如果您试图屏蔽的垃圾 URL 的数量有一点多,上述方法就会变得过于麻烦。 更好的办法是建立一个长长的黑名单,以此来识别许多已知的垃圾 URL。

MediaWiki 的一个流行扩展是 SpamBlacklist 扩展,它可以阻止向页面添加黑名单 URL 的编辑行为:它允许在权限用户的协助下在维基上构建这样一个列表,并允许使用从外部来源获取的列表(默认情况下,它使用一个比较热门的m:Spam blacklist)。

TitleBlacklist 扩展名也很有用,它可以防止重新创建特定的网页组,而这些网页组正被机器人用来发布垃圾链接。

开放代理

Open proxies are a danger mostly because they're used as a way to circumvent countermeasures targeted to specific abuser; see also No open proxies.

维基媒体基金会的维基上存在一些机器人,可以检测并阻止开放代理 IP,但它们的代码通常不公开。 Most such blocks are performed manually, when noticing the abuse. It's hence important to be able to tell whether an abusing IP is an open proxy or something else, to decide how to deal with it; even more so if it's an IP used by a registered user, retrieved with the CheckUser extension.

Several extensions, particularly the Tor block extension, blocks a range of open proxies.

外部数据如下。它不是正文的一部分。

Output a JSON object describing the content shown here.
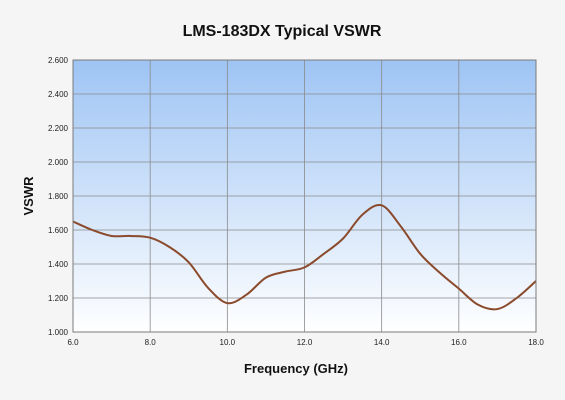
{
  "chart_data": {
    "type": "line",
    "title": "LMS-183DX Typical VSWR",
    "xlabel": "Frequency (GHz)",
    "ylabel": "VSWR",
    "xlim": [
      6.0,
      18.0
    ],
    "ylim": [
      1.0,
      2.6
    ],
    "x_ticks": [
      "6.0",
      "8.0",
      "10.0",
      "12.0",
      "14.0",
      "16.0",
      "18.0"
    ],
    "y_ticks": [
      "1.000",
      "1.200",
      "1.400",
      "1.600",
      "1.800",
      "2.000",
      "2.200",
      "2.400",
      "2.600"
    ],
    "grid": true,
    "legend": "none",
    "series": [
      {
        "line_color": "#8B4A2B",
        "x": [
          6.0,
          6.5,
          7.0,
          7.5,
          8.0,
          8.5,
          9.0,
          9.5,
          10.0,
          10.5,
          11.0,
          11.5,
          12.0,
          12.5,
          13.0,
          13.5,
          14.0,
          14.5,
          15.0,
          15.5,
          16.0,
          16.5,
          17.0,
          17.5,
          18.0
        ],
        "y": [
          1.65,
          1.6,
          1.565,
          1.565,
          1.555,
          1.5,
          1.41,
          1.26,
          1.17,
          1.22,
          1.32,
          1.355,
          1.38,
          1.46,
          1.55,
          1.69,
          1.745,
          1.62,
          1.46,
          1.35,
          1.255,
          1.16,
          1.135,
          1.2,
          1.3
        ]
      }
    ],
    "colors": {
      "plot_top": "#9ec4f4",
      "plot_bottom": "#ffffff",
      "grid": "#8a8a8a",
      "frame": "#7a7a7a"
    }
  }
}
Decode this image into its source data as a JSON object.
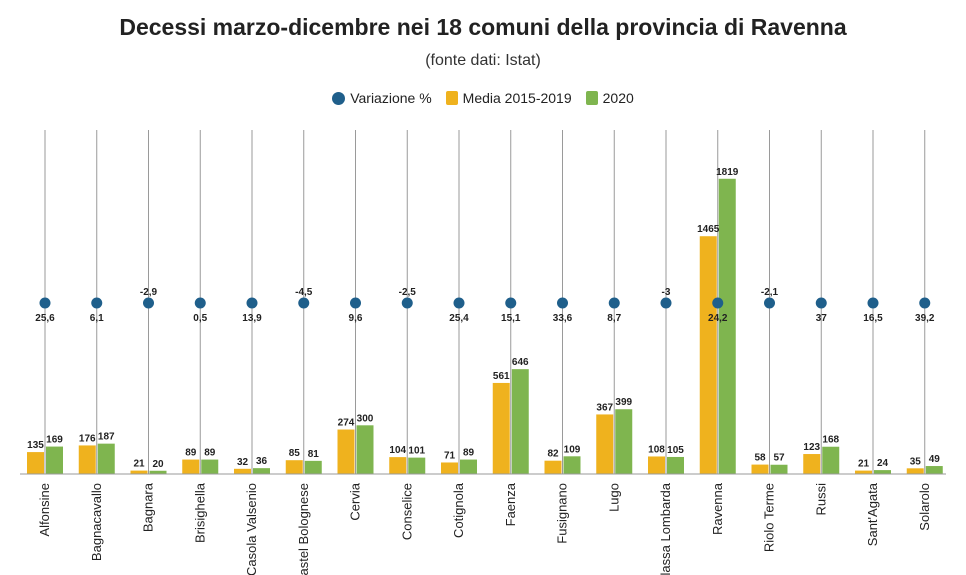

从1.22版开始,$wgApplyIpBlocksToXff 可用于使封禁更加有效。

Hardcore measures

The following measures are for the more technical savvy sysadmins who know what they're doing: they're harder to set up properly and monitor; if implemented badly, they may be too old to be still effective, or even counterproductive for your wiki.

$wgSpamRegex

MediaWiki provides a means to filter the text of edits in order to block undesirable additions, through the $wgSpamRegex configuration variable. You can use this to block additional snippets of text or markup associated with common spam attacks.

Typically it's used to exclude URLs (or parts of URLS) which you do not want to allow users to link to. Users are presented with an explanatory message, indicating which part of their edit text is not allowed. Extension:SpamRegex allows editing of this variable on-wiki.

$wgSpamRegex = "/online-casino|buy-viagra|adipex|phentermine|adult-website\.com|display:none|overflow:\s*auto;\s*height:\s*[0-4]px;/i";

This prevents any mention of 'online-casino' or 'buy-viagra' or 'adipex' or 'phentermine'. The '/i' at the end makes the search case insensitive. It will also block edits which attempt to add hidden or overflowing elements, which is a common "trick" used in a lot of mass-edit attacks to attempt to hide the spam from viewers.

Apache配置更改

In addition to changing your MediaWiki configuration, if you are running MediaWiki on Apache, you can make changes to your Apache web server configuration to help stop spam. These settings are generally either placed in your virtual host configuration file, or in a file called .htaccess in the same location as LocalSettings.php (note that if you have a shared web host, they must enable AllowOverride to allow you to use an .htaccess file).

Filtering by user agent

When you block a spammer on your wiki, search your site's access log by IP to determine which user agent string that IP supplied. For example:

grep ^195.230.18.188 /var/log/apache2/access.log

The access log location for your virtual host is generally set using the CustomLog directive. Once you find the accesses, you'll see some lines like this:

195.230.18.188 - - [16/Apr/2012:16:50:44 +0000] "POST /index.php?title=FlemmingCoakley601&action=submit HTTP/1.1" 200 24093 "-" ""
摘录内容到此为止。